Cheerful temperament notwithstanding, it did not take long for Barry to ring me from Israel and launch into a heated fulmination that crackled like radio static in my ears. Nothing I could say would soften the fury of his tirade. A second phone call only reinforced his displeasure. Next came an exchange of emails, Barry accusing me of scanty discernment, defective understanding, and an element of invidious schadenfreude. I, in turn, pleaded with him not to be "silly" and "over the top," and to "lighten up," until I finally lost my temper and suggested in no uncertain terms that he take his act elsewhere. There was something almost farcical about this denouement: two Jews attempting to strangle each other with their prayer fringes. So what else is new? From that point on we lost all contact with one another, neither of us, obviously, inclined to relent.
Despite the outpouring of loving recollections and panegyrics from his friends, admirers and benefactors -- all of which, it must be said, are accurate and honourable -- he was not an easy man to get along with if one happened to disagree with his pronouncements or question his postulates. I knew better than to broach the crucial question of the so-called "settlements," whose dismantlement Barry favored -- in my estimation, a grave misconception. And he could be far more dismissive of his peers than I was mildly critical of just one of his arguments. I am aware of some of his eulogists who, in private, had their troubled misgivings. He could be vehement, intractable, and abrasive if one fell afoul of him or disputed some of his findings, just as at other times he could be cheerful, generous, hospitable, and panoptic. One thing for sure: Barry was not one-dimensional.

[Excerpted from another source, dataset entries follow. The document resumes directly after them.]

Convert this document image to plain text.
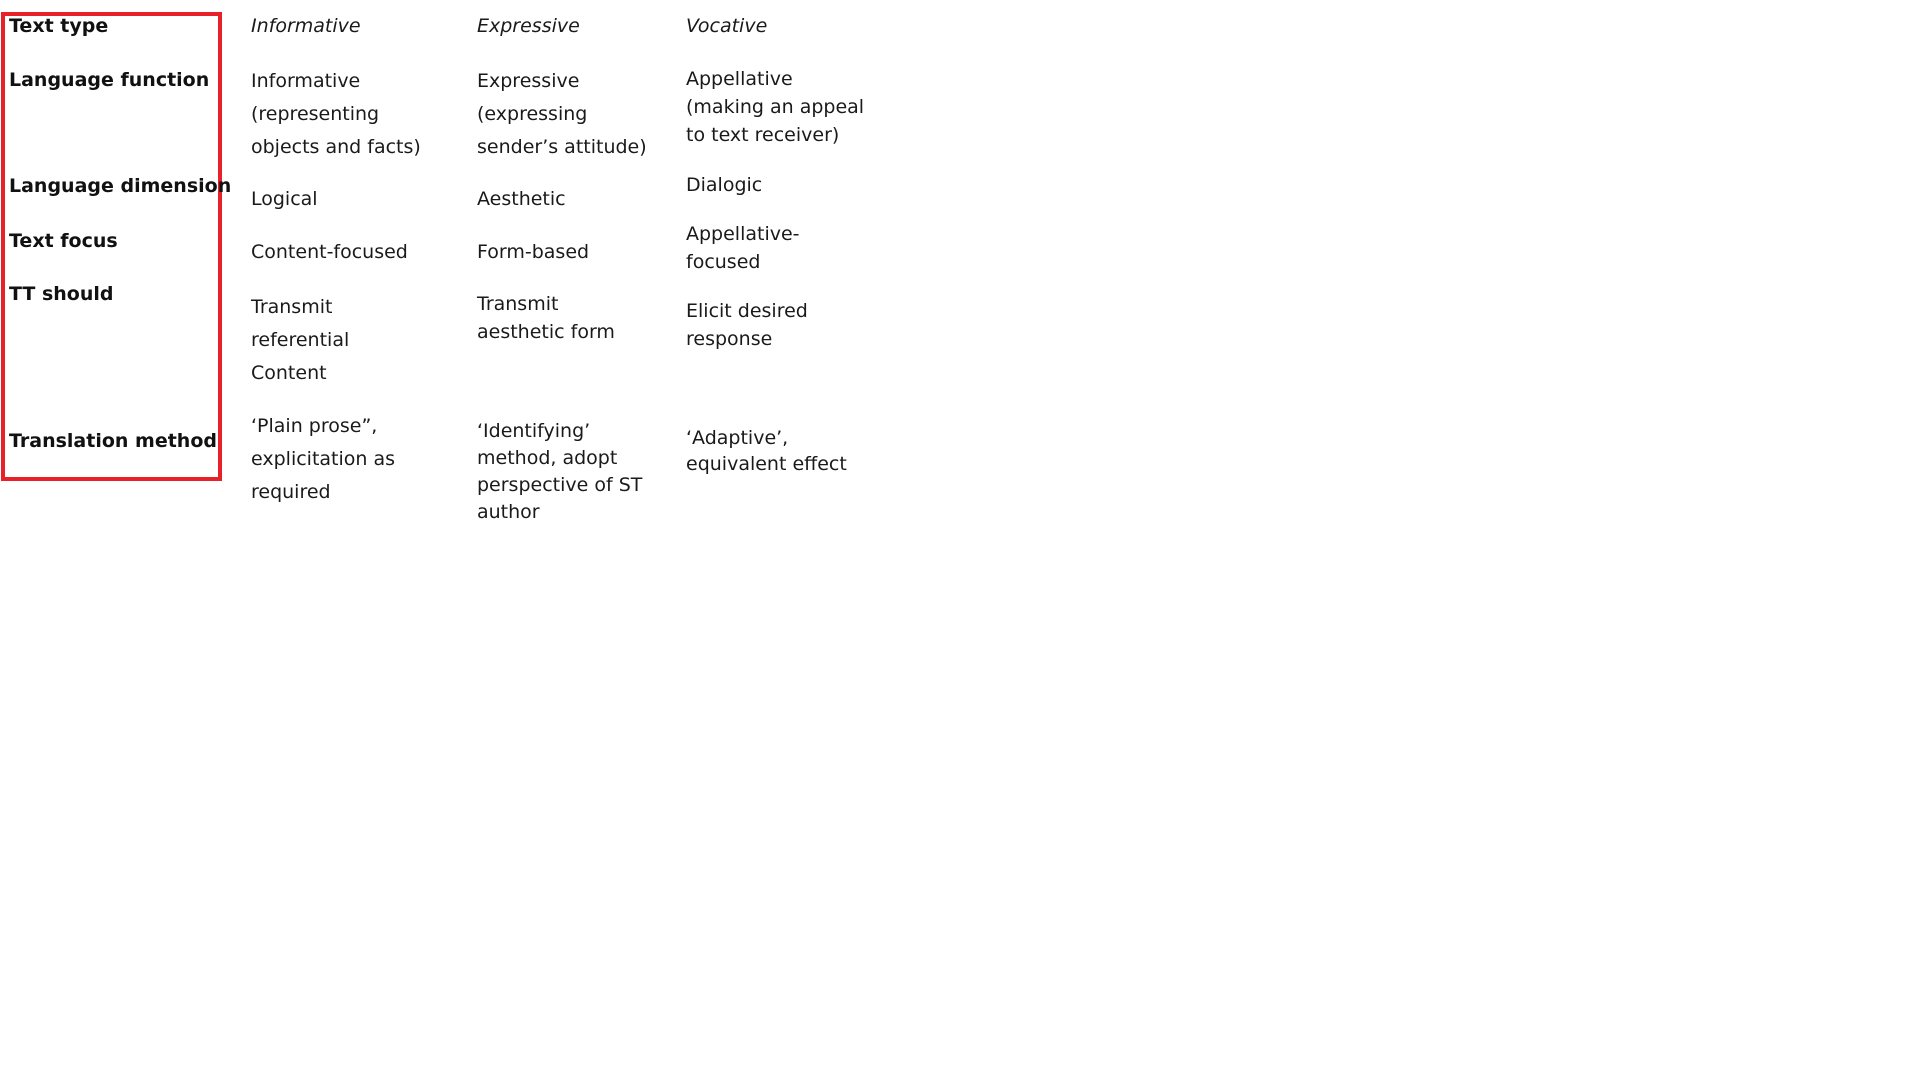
Text type
Language function
Language dimension
Text focus
TT should
Translation method
Informative
Informative
(representing
objects and facts)
Logical
Content-focused
Transmit
referential
Content
‘Plain prose”,
explicitation as
required
Expressive
Expressive
(expressing
sender’s attitude)
Aesthetic
Form-based
Transmit
aesthetic form
‘Identifying’
method, adopt
perspective of ST
author
Vocative
Appellative
(making an appeal
to text receiver)
Dialogic
Appellative-
focused
Elicit desired
response
‘Adaptive’,
equivalent effect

Indeed, everything considered, Barry was among the best in his field, for the most part a hard-headed realist in his analysis of Middle East politics and the folly of American diplomacy in the region. He was an indispensable presence, fully himself in his unexpurgated nature, and should be remembered precisely as he was -- a great man, a Palladian scholar, and a major political writer in all his human foibles and complexities.